Is there a way to extract variable and function names in their hierarchical order? Suppose I want to print them as follows,

a
 b
 c
  d
  e
   f
   g
  h
   i 

how can I do this by using Python's parser easily? what regex should I use?

bfaskiplar
  • 865
  • 1
  • 7
  • 23
  • 6
    Not a regex. [Won't work for nested structures](http://stackoverflow.com/questions/5454322/python-how-to-match-nested-parentheses-with-regex). – Ray Toal Dec 15 '12 at 02:30
  • so should I do string manipulation? It will be pain then. – bfaskiplar Dec 15 '12 at 02:31
  • The link in the last comment has some examples in which pyparsing is used. I think they may help you.

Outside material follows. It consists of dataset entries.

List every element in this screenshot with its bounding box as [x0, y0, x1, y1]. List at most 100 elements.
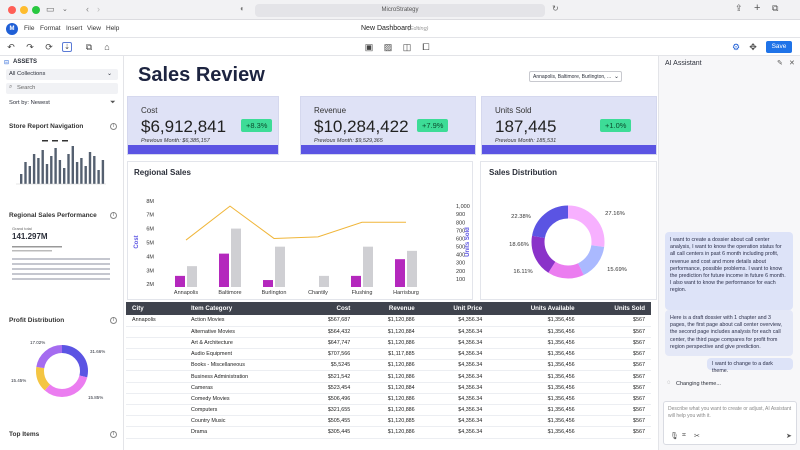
table-cell: Comedy Movies	[184, 393, 300, 406]
sidebar-toggle-icon[interactable]: ▭	[46, 4, 55, 14]
x-tick-label: Chantily	[308, 290, 328, 296]
thumbnail-bar	[71, 146, 74, 184]
forward-icon[interactable]: ›	[97, 4, 100, 14]
regional-sales-card[interactable]: Regional Sales 2M 3M 4M 5M 6M 7M 8M 100 200 300 40…	[127, 161, 473, 300]
x-tick-label: Harrisburg	[393, 290, 419, 296]
kpi-card-units[interactable]: Units Sold 187,445 +1.0% Previous Month:…	[481, 96, 657, 155]
duplicate-icon[interactable]: ⧉	[85, 42, 93, 52]
dashboard-title[interactable]: New Dashboard	[361, 25, 412, 32]
attach-icon[interactable]: ✂	[694, 433, 700, 440]
table-cell: $1,120,886	[356, 370, 421, 383]
regional-sales-chart[interactable]: 2M 3M 4M 5M 6M 7M 8M 100 200 300 400 500 600 700 800 90…	[128, 162, 474, 301]
menu-format[interactable]: Format	[40, 25, 61, 32]
edit-icon[interactable]: ✎	[777, 60, 783, 67]
table-row[interactable]: Country Music $505,455 $1,120,885 $4,356.34…	[126, 415, 651, 428]
kpi-card-cost[interactable]: Cost $6,912,841 +8.3% Previous Month: $6…	[127, 96, 279, 155]
column-header[interactable]: Unit Price	[420, 302, 489, 315]
x-tick-label: Baltimore	[218, 290, 241, 296]
table-row[interactable]: Cameras $523,454 $1,120,884 $4,356.34 $1,356…	[126, 382, 651, 394]
bar-series2	[407, 250, 417, 287]
sort-select[interactable]: Sort by: Newest	[9, 100, 50, 106]
asset-title-top-items[interactable]: Top Items	[9, 431, 40, 438]
table-row[interactable]: Audio Equipment $707,566 $1,117,885 $4,356.…	[126, 348, 651, 361]
redo-icon[interactable]: ↷	[26, 42, 34, 52]
shield-icon: ◐	[240, 4, 245, 13]
table-cell: $567	[580, 415, 651, 428]
column-header[interactable]: Item Category	[184, 302, 300, 315]
back-icon[interactable]: ‹	[86, 4, 89, 14]
reload-icon[interactable]: ↻	[552, 4, 559, 13]
kpi-value: $6,912,841	[141, 117, 227, 136]
column-header[interactable]: Units Available	[488, 302, 581, 315]
save-as-icon[interactable]: ⇣	[62, 42, 72, 52]
table-cell	[126, 382, 185, 394]
table-cell: $1,120,886	[356, 359, 421, 372]
table-cell: Audio Equipment	[184, 348, 300, 361]
info-icon[interactable]: i	[110, 123, 117, 130]
asset-title-regional-sales[interactable]: Regional Sales Performance	[9, 212, 97, 219]
menu-insert[interactable]: Insert	[66, 25, 83, 32]
collapse-icon[interactable]: ⊟	[4, 60, 10, 66]
collection-select[interactable]: All Collections ⌄	[6, 69, 118, 80]
city-filter-select[interactable]: Annapolis, Baltimore, Burlington, ... ⌄	[529, 71, 622, 82]
table-row[interactable]: Computers $321,655 $1,120,886 $4,356.34 $1,3…	[126, 404, 651, 417]
info-icon[interactable]: i	[110, 212, 117, 219]
minimize-window-button[interactable]	[20, 6, 28, 14]
table-row[interactable]: Alternative Movies $564,432 $1,120,884 $4,3…	[126, 326, 651, 338]
fit-icon[interactable]: ✥	[749, 42, 757, 52]
pie-label: 31.66%	[90, 349, 106, 354]
ai-assistant-icon[interactable]: ⚙	[731, 42, 741, 52]
table-row[interactable]: Drama $305,445 $1,120,886 $4,356.34 $1,356,4…	[126, 426, 651, 439]
save-button[interactable]: Save	[766, 41, 792, 53]
table-row[interactable]: Comedy Movies $506,496 $1,120,886 $4,356.34…	[126, 393, 651, 406]
info-icon[interactable]: i	[110, 431, 117, 438]
close-icon[interactable]: ✕	[789, 60, 795, 67]
sales-table[interactable]: City Item Category Cost Revenue Unit Price Un…	[126, 302, 651, 450]
regional-performance-thumbnail[interactable]: Grand total 141.297M	[12, 226, 110, 286]
screenshot-icon[interactable]: ⌗	[682, 432, 686, 439]
asset-title-profit-distribution[interactable]: Profit Distribution	[9, 317, 65, 324]
table-row[interactable]: Books - Miscellaneous $5,5245 $1,120,886 $4…	[126, 359, 651, 372]
column-header[interactable]: Revenue	[356, 302, 421, 315]
microphone-icon[interactable]: 🎙	[670, 433, 679, 440]
table-cell: $1,356,456	[488, 393, 581, 406]
profit-distribution-thumbnail[interactable]: 17.02% 31.66% 15.45% 15.85%	[10, 331, 115, 411]
table-cell: Country Music	[184, 415, 300, 428]
sales-distribution-chart[interactable]: 27.16% 15.69% 16.11% 18.66% 22.38%	[481, 162, 658, 301]
table-row[interactable]: Business Administration $521,542 $1,120,88…	[126, 370, 651, 383]
search-input[interactable]: ⌕ Search	[6, 83, 118, 94]
donut-slice	[531, 205, 605, 279]
assistant-input[interactable]: Describe what you want to create or adju…	[663, 401, 797, 445]
column-header[interactable]: Units Sold	[580, 302, 651, 315]
table-row[interactable]: Annapolis Action Movies $567,687 $1,120,886…	[126, 315, 651, 327]
container-icon[interactable]: ⧠	[422, 42, 430, 52]
new-tab-icon[interactable]: +	[754, 2, 761, 14]
kpi-card-revenue[interactable]: Revenue $10,284,422 +7.9% Previous Month…	[300, 96, 476, 155]
store-report-thumbnail[interactable]	[12, 136, 110, 198]
menu-view[interactable]: View	[87, 25, 101, 32]
asset-title-store-report[interactable]: Store Report Navigation	[9, 123, 84, 130]
close-window-button[interactable]	[8, 6, 16, 14]
filter-icon[interactable]: ⏷	[110, 99, 116, 106]
zoom-window-button[interactable]	[32, 6, 40, 14]
table-row[interactable]: Art & Architecture $647,747 $1,120,886 $4,3…	[126, 337, 651, 350]
menu-file[interactable]: File	[24, 25, 35, 32]
shape-icon[interactable]: ◫	[402, 42, 412, 52]
column-header[interactable]: Cost	[299, 302, 357, 315]
image-icon[interactable]: ▨	[383, 42, 393, 52]
menu-help[interactable]: Help	[106, 25, 120, 32]
tab-overview-icon[interactable]: ⧉	[772, 3, 779, 13]
info-icon[interactable]: i	[110, 317, 117, 324]
text-icon[interactable]: ▣	[364, 42, 374, 52]
table-cell: $506,496	[299, 393, 357, 406]
refresh-icon[interactable]: ⟳	[45, 42, 53, 52]
chevron-down-icon[interactable]: ⌄	[62, 6, 68, 13]
format-painter-icon[interactable]: ⌂	[104, 42, 110, 52]
sales-distribution-card[interactable]: Sales Distribution 27.16% 15.69% 16.11% 18.…	[480, 161, 657, 300]
undo-icon[interactable]: ↶	[7, 42, 15, 52]
column-header[interactable]: City	[126, 302, 185, 315]
bar-series1	[263, 280, 273, 287]
address-bar[interactable]: MicroStrategy	[255, 4, 545, 17]
send-icon[interactable]: ➤	[786, 433, 792, 440]
share-icon[interactable]: ⇪	[735, 3, 743, 13]
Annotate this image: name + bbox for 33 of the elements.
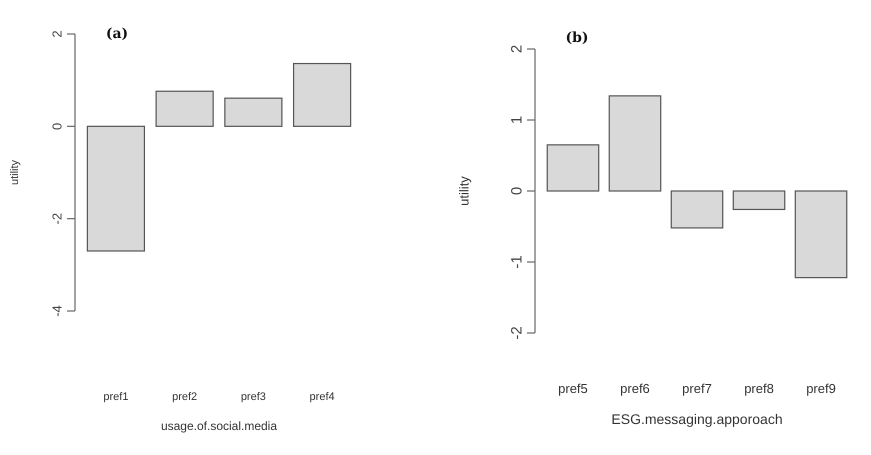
y-tick-label: -4 — [50, 305, 64, 317]
x-tick-label: pref3 — [240, 391, 266, 403]
x-tick-label: pref8 — [744, 381, 774, 396]
bar — [732, 190, 786, 210]
bar — [546, 144, 600, 192]
bar — [608, 95, 662, 192]
x-tick-label: pref9 — [806, 381, 836, 396]
x-axis-title: usage.of.social.media — [160, 419, 278, 433]
chart-title: (b) — [565, 30, 589, 46]
y-tick-label: 2 — [508, 44, 526, 54]
bar — [86, 126, 146, 252]
y-tick-label: 0 — [508, 186, 526, 196]
y-tick-label: -2 — [508, 326, 526, 340]
bar — [224, 98, 282, 127]
x-tick-label: pref5 — [558, 381, 588, 396]
x-tick-label: pref2 — [172, 391, 198, 403]
x-axis-title: ESG.messaging.apporoach — [611, 411, 783, 427]
y-tick-label: 1 — [508, 116, 526, 124]
y-tick-label: -2 — [50, 212, 64, 224]
x-tick-label: pref4 — [310, 391, 335, 403]
x-tick-label: pref7 — [682, 381, 712, 396]
x-tick-label: pref1 — [103, 391, 128, 403]
y-tick-label: -1 — [508, 255, 526, 269]
bar — [156, 90, 214, 127]
y-tick-label: 0 — [50, 122, 64, 130]
y-axis-title: utility — [456, 176, 472, 206]
y-tick-label: 2 — [50, 30, 64, 38]
x-tick-label: pref6 — [620, 381, 650, 396]
bar — [670, 190, 724, 229]
bar — [292, 62, 352, 127]
chart-title: (a) — [106, 26, 128, 42]
bar — [794, 190, 848, 278]
y-axis-title: utility — [9, 159, 21, 186]
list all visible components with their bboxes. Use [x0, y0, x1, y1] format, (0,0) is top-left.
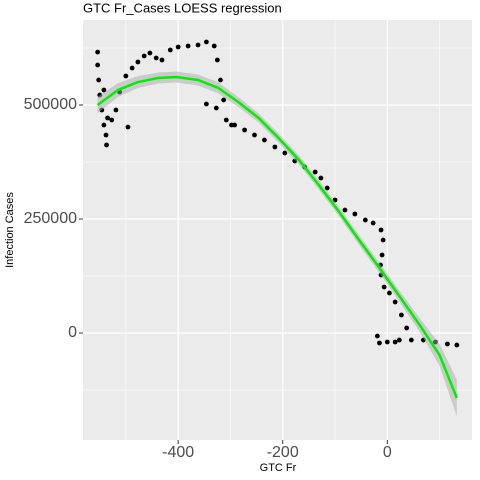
- point: [113, 107, 119, 113]
- point: [386, 290, 392, 296]
- y-tick-label: 500000: [24, 96, 77, 113]
- point: [109, 117, 115, 123]
- point: [384, 339, 390, 345]
- point: [272, 144, 278, 150]
- point: [135, 59, 141, 65]
- point: [203, 101, 209, 107]
- x-axis-label: GTC Fr: [260, 462, 297, 474]
- point: [352, 211, 358, 217]
- point: [362, 217, 368, 223]
- plot-background: [83, 20, 472, 440]
- point: [262, 137, 267, 143]
- point: [392, 339, 398, 345]
- point: [318, 175, 324, 181]
- point: [378, 227, 384, 233]
- point: [175, 44, 181, 50]
- x-tick-label: -400: [162, 444, 194, 461]
- point: [153, 55, 159, 61]
- point: [104, 142, 109, 148]
- y-tick-label: 250000: [24, 210, 77, 227]
- point: [252, 132, 257, 138]
- point: [242, 127, 247, 133]
- point: [392, 299, 398, 305]
- point: [159, 57, 165, 63]
- point: [408, 337, 414, 343]
- point: [282, 150, 288, 156]
- x-tick-label: 0: [383, 444, 392, 461]
- point: [211, 43, 217, 49]
- point: [195, 42, 201, 48]
- point: [105, 115, 110, 121]
- point: [404, 325, 410, 331]
- point: [218, 77, 223, 83]
- point: [96, 77, 102, 83]
- point: [342, 207, 348, 213]
- point: [223, 117, 229, 123]
- x-tick-label: -200: [267, 444, 299, 461]
- point: [454, 342, 460, 348]
- point: [221, 97, 227, 103]
- point: [123, 73, 129, 79]
- y-axis-label: Infection Cases: [4, 192, 16, 268]
- point: [379, 252, 385, 258]
- point: [125, 124, 131, 130]
- confidence-band: [97, 71, 457, 417]
- point: [396, 337, 402, 343]
- loess-line: [96, 75, 458, 399]
- point: [229, 122, 234, 128]
- point: [312, 169, 318, 175]
- point: [147, 50, 153, 56]
- point: [203, 39, 209, 45]
- point: [95, 49, 101, 55]
- point: [141, 53, 147, 59]
- point: [381, 284, 387, 290]
- y-tick-label: 0: [68, 324, 77, 341]
- point: [185, 43, 191, 49]
- point: [377, 340, 382, 346]
- chart-title: GTC Fr_Cases LOESS regression: [83, 0, 282, 15]
- point: [101, 87, 107, 93]
- point: [399, 312, 404, 318]
- point: [445, 341, 450, 347]
- point: [95, 62, 101, 68]
- point: [101, 122, 107, 128]
- point: [167, 47, 173, 53]
- point: [380, 237, 386, 243]
- point: [129, 65, 135, 71]
- point: [103, 132, 109, 138]
- point: [374, 333, 380, 339]
- point: [214, 57, 220, 63]
- point: [213, 105, 219, 111]
- point: [370, 220, 376, 226]
- point: [324, 185, 330, 191]
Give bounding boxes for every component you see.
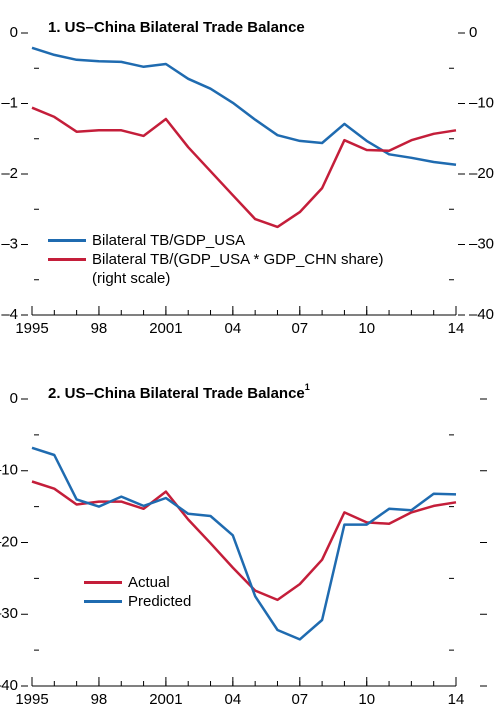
series-line <box>31 446 457 641</box>
legend-item: Bilateral TB/(GDP_USA * GDP_CHN share) (… <box>48 250 392 288</box>
y-tick-label: –2 <box>1 165 18 182</box>
x-tick-label: 07 <box>291 320 308 337</box>
y2-tick-label: 0 <box>469 24 477 41</box>
legend-label: Actual <box>128 574 170 591</box>
y-tick-label: –40 <box>0 677 18 694</box>
y-tick-label: –3 <box>1 235 18 252</box>
title-footnote: 1 <box>305 382 310 392</box>
x-tick-label: 2001 <box>149 691 182 708</box>
y2-tick-label: –10 <box>469 94 494 111</box>
x-tick-label: 1995 <box>15 320 48 337</box>
y-tick-label: –1 <box>1 94 18 111</box>
y2-tick-label: –20 <box>469 165 494 182</box>
x-tick-label: 10 <box>358 320 375 337</box>
chart-title: 1. US–China Bilateral Trade Balance <box>48 19 305 36</box>
y2-tick-label: –40 <box>469 306 494 323</box>
y-tick-label: –10 <box>0 462 18 479</box>
legend-label: Bilateral TB/(GDP_USA * GDP_CHN share) (… <box>92 251 384 287</box>
legend-item: Bilateral TB/GDP_USA <box>48 231 392 250</box>
y-tick-label: –4 <box>1 306 18 323</box>
legend-swatch <box>84 600 122 603</box>
legend-swatch <box>48 239 86 242</box>
x-tick-label: 04 <box>224 691 241 708</box>
y-tick-label: 0 <box>10 24 18 41</box>
legend-swatch <box>84 581 122 584</box>
x-tick-label: 07 <box>291 691 308 708</box>
x-tick-label: 14 <box>448 691 465 708</box>
x-tick-label: 1995 <box>15 691 48 708</box>
y-tick-label: –30 <box>0 605 18 622</box>
legend: Actual Predicted <box>84 573 428 611</box>
legend-label: Bilateral TB/GDP_USA <box>92 232 246 249</box>
legend-item: Predicted <box>84 592 428 611</box>
x-tick-label: 14 <box>448 320 465 337</box>
legend: Bilateral TB/GDP_USA Bilateral TB/(GDP_US… <box>48 231 392 288</box>
y2-tick-label: –30 <box>469 235 494 252</box>
series-line <box>31 480 457 602</box>
legend-swatch <box>48 258 86 261</box>
legend-item: Actual <box>84 573 428 592</box>
series-line <box>31 106 457 229</box>
series-line <box>31 46 457 167</box>
x-tick-label: 98 <box>91 320 108 337</box>
chart-title-text: 2. US–China Bilateral Trade Balance <box>48 385 305 402</box>
x-tick-label: 04 <box>224 320 241 337</box>
x-tick-label: 10 <box>358 691 375 708</box>
x-tick-label: 98 <box>91 691 108 708</box>
y-tick-label: 0 <box>10 390 18 407</box>
chart-title-text: 1. US–China Bilateral Trade Balance <box>48 19 305 36</box>
y-tick-label: –20 <box>0 533 18 550</box>
x-tick-label: 2001 <box>149 320 182 337</box>
chart-title: 2. US–China Bilateral Trade Balance1 <box>48 382 310 402</box>
legend-label: Predicted <box>128 593 192 610</box>
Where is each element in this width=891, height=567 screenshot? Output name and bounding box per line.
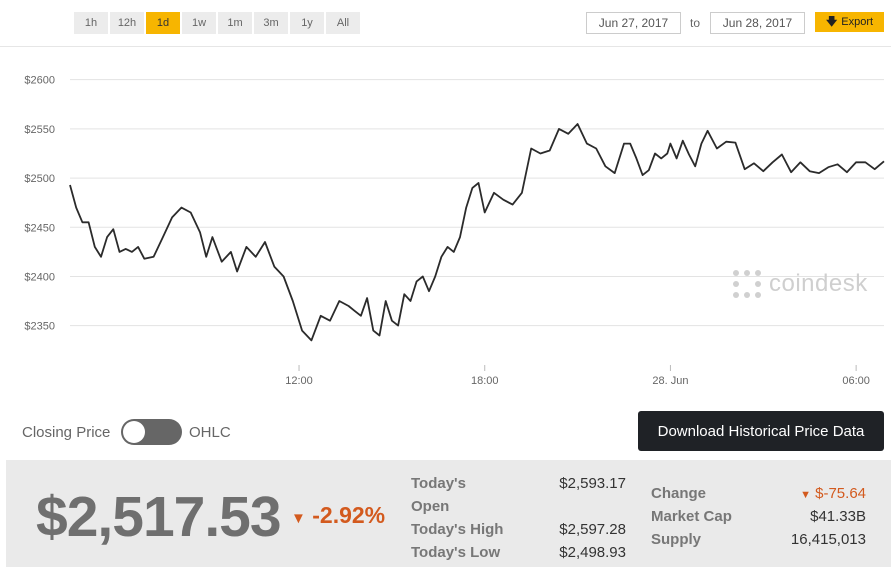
range-tab-3m[interactable]: 3m <box>254 12 288 34</box>
today-low-value: $2,498.93 <box>559 544 626 561</box>
range-tab-12h[interactable]: 12h <box>110 12 144 34</box>
closing-price-label: Closing Price <box>22 424 111 441</box>
date-to-input[interactable]: Jun 28, 2017 <box>710 12 805 34</box>
market-cap-value: $41.33B <box>810 508 866 525</box>
today-open-label-line2: Open <box>411 498 450 515</box>
change-value: ▼ $-75.64 <box>766 482 866 507</box>
range-tabs: 1h 12h 1d 1w 1m 3m 1y All <box>74 12 360 34</box>
ohlc-label: OHLC <box>189 424 231 441</box>
date-from-input[interactable]: Jun 27, 2017 <box>586 12 681 34</box>
download-arrow-icon: 🡇 <box>825 15 838 28</box>
range-tab-1w[interactable]: 1w <box>182 12 216 34</box>
x-tick-label: 28. Jun <box>652 375 688 387</box>
export-button[interactable]: 🡇 Export <box>815 12 884 32</box>
change-label: Change <box>651 485 707 502</box>
download-historical-button[interactable]: Download Historical Price Data <box>638 411 884 451</box>
chart-mode-toggle[interactable] <box>121 419 182 445</box>
x-tick-label: 06:00 <box>842 375 870 387</box>
today-high-label: Today's High <box>411 521 504 538</box>
today-open-label-line1: Today's <box>411 475 466 492</box>
supply-label: Supply <box>651 531 702 548</box>
range-tab-all[interactable]: All <box>326 12 360 34</box>
change-value-text: $-75.64 <box>815 485 866 502</box>
x-tick-label: 18:00 <box>471 375 499 387</box>
coindesk-logo-icon <box>733 270 761 298</box>
range-tab-1h[interactable]: 1h <box>74 12 108 34</box>
range-tab-1y[interactable]: 1y <box>290 12 324 34</box>
range-tab-1m[interactable]: 1m <box>218 12 252 34</box>
price-stats-panel: $2,517.53 ▼ -2.92% Today's Open $2,593.1… <box>6 460 891 567</box>
y-tick-label: $2400 <box>24 271 55 283</box>
price-chart[interactable]: $2350 $2400 $2450 $2500 $2550 $2600 12:00 18:00… <box>0 60 891 400</box>
down-triangle-icon: ▼ <box>291 510 306 527</box>
today-open-label: Today's Open <box>411 472 466 518</box>
export-label: Export <box>841 16 874 28</box>
date-separator: to <box>690 16 701 30</box>
x-tick-label: 12:00 <box>285 375 313 387</box>
price-line <box>69 123 885 342</box>
y-tick-label: $2450 <box>24 222 55 234</box>
coindesk-watermark: coindesk <box>733 270 868 298</box>
y-tick-label: $2600 <box>24 75 55 87</box>
y-tick-label: $2350 <box>24 321 55 333</box>
percent-change-value: -2.92% <box>312 502 386 528</box>
today-open-value: $2,593.17 <box>559 475 626 492</box>
down-triangle-icon: ▼ <box>800 489 811 501</box>
range-tab-1d[interactable]: 1d <box>146 12 180 34</box>
current-price: $2,517.53 <box>36 485 282 549</box>
percent-change: ▼ -2.92% <box>291 502 385 529</box>
supply-value: 16,415,013 <box>790 531 866 548</box>
today-high-value: $2,597.28 <box>559 521 626 538</box>
market-cap-label: Market Cap <box>651 508 732 525</box>
today-low-label: Today's Low <box>411 544 501 561</box>
coindesk-wordmark: coindesk <box>769 270 868 297</box>
toggle-knob <box>123 421 145 443</box>
y-tick-label: $2500 <box>24 173 55 185</box>
y-tick-label: $2550 <box>24 124 55 136</box>
toolbar-divider <box>0 46 891 47</box>
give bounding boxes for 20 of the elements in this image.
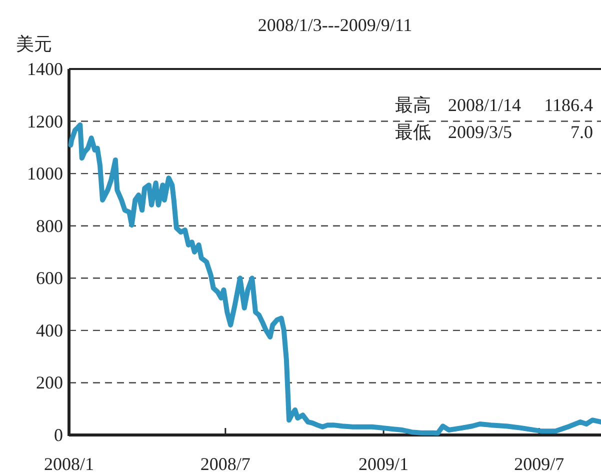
ytick: 1400 (27, 59, 63, 79)
ytick: 0 (54, 425, 63, 445)
ytick: 200 (36, 372, 63, 393)
annotation: 7.0 (570, 122, 593, 142)
ytick: 400 (36, 320, 63, 340)
annotation: 最高 (395, 95, 431, 115)
title: 2008/1/3---2009/9/11 (258, 15, 412, 35)
ytick: 1000 (27, 164, 63, 184)
xtick: 2009/1 (358, 454, 409, 474)
ylabel: 美元 (16, 34, 52, 54)
annotation: 最低 (395, 122, 431, 142)
ytick: 1200 (27, 111, 63, 132)
annotation: 1186.4 (544, 95, 593, 115)
xtick: 2009/7 (514, 454, 564, 474)
annotation: 2009/3/5 (448, 122, 512, 142)
xtick: 2008/7 (200, 454, 250, 474)
ytick: 800 (36, 216, 63, 236)
ytick: 600 (36, 268, 63, 288)
annotation: 2008/1/14 (448, 95, 522, 115)
xtick: 2008/1 (44, 454, 94, 474)
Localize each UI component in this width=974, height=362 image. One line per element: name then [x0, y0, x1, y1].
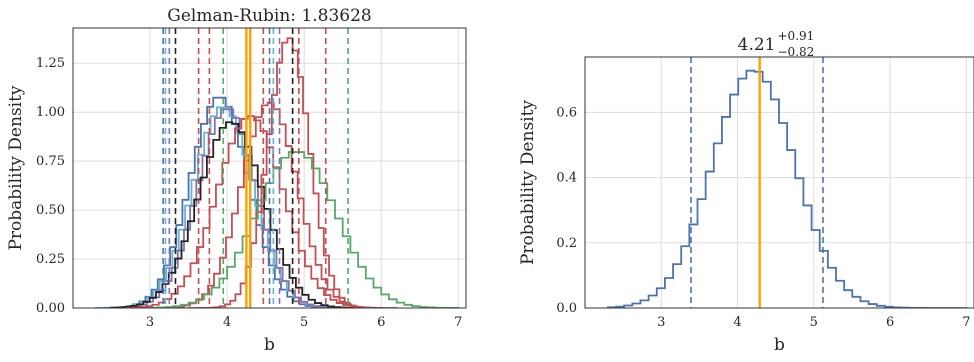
y-tick-label: 1.00 — [36, 105, 65, 120]
chart-title-upper-error: +0.91 — [778, 29, 815, 43]
x-axis-label: b — [774, 335, 785, 355]
chart-title: Gelman-Rubin: 1.83628 — [167, 6, 371, 26]
histogram-series-4 — [126, 115, 383, 308]
y-tick-label: 0.0 — [556, 301, 577, 316]
x-tick-label: 4 — [733, 315, 741, 330]
left-chart-panel: 3 4 5 6 7 0.00 0.25 0.50 0.75 1.00 1.25 b Probabilit… — [6, 6, 467, 355]
y-tick-label: 0.25 — [36, 252, 65, 267]
x-tick-label: 6 — [886, 315, 894, 330]
x-tick-label: 3 — [146, 315, 154, 330]
x-tick-label: 6 — [377, 315, 385, 330]
x-tick-label: 5 — [300, 315, 308, 330]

Also, [this S.O. question](http://stackoverflow.com/questions/4801403/how-can-i-use-pyparsing-to-parse-nested-expressions-that-have-mutiple-opener-clo) might also be helpful. – Ray Toal Dec 15 '12 at 02:33

3 Answers3

4

Regexes aren't good for nested structures. But the string manipulation doesn't have to be a big deal:

s = "a(b,c(d,e(f,g),h(i)))"

import re

level = 0
for tok in re.finditer(r"\w+|[()]", s):
    tok = tok.group()
    if tok == "(":
        level += 1
    elif tok == ")":
        level -= 1
    else:
        print "%s%s" % (" "*level, tok)

prints:

a
 b
 c
  d
  e
   f
   g
  h
   i
Ned Batchelder
  • 364,293
  • 75
  • 561
  • 662
1
>>> s = "a(b,c(d,e(f,g),h(i))),a(b,c(d,e(f,g),h(i)))"
>>> from pyparsing import nestedExpr,Word,alphas,Literal
>>> result = nestedExpr(content=Word(alphas)).ignore(Literal(',')).parseString('('+s+')')
>>> print(results.asList())
[['a', ['b', 'c', ['d', 'e', ['f', 'g'], 'h', ['i']]], 'a', ['b', 'c', ['d', 'e', ['f', 'g'], 'h', ['i']]]]]
>>> def dump(lst,indent=''):
...   for i in lst:
...      if isinstance(i,list):
...        dump(i,indent+' ')
...      else:
...        print (indent,i)
...
>>> dump(result.asList())
  a
   b
   c
    d
    e
     f
     g
    h
     i
  a
   b
   c
    d
    e
     f
     g
    h
     i
PaulMcG
  • 62,419
  • 16
  • 94
  • 130
0

Break the problem into 2 steps: 1. Parse the data 2. Print the data

The best way to parse your data is to find a parser that already exists. If you have a say in the format, pick one that has already been devised: don't make your own. If you don't have a say in the format and are forced to write your own parser, heed Ned's advise and don't use regex. It will only end in tears.

Once you have parsed the data, print it out with the pprint module. It excels at printing things for human consumption!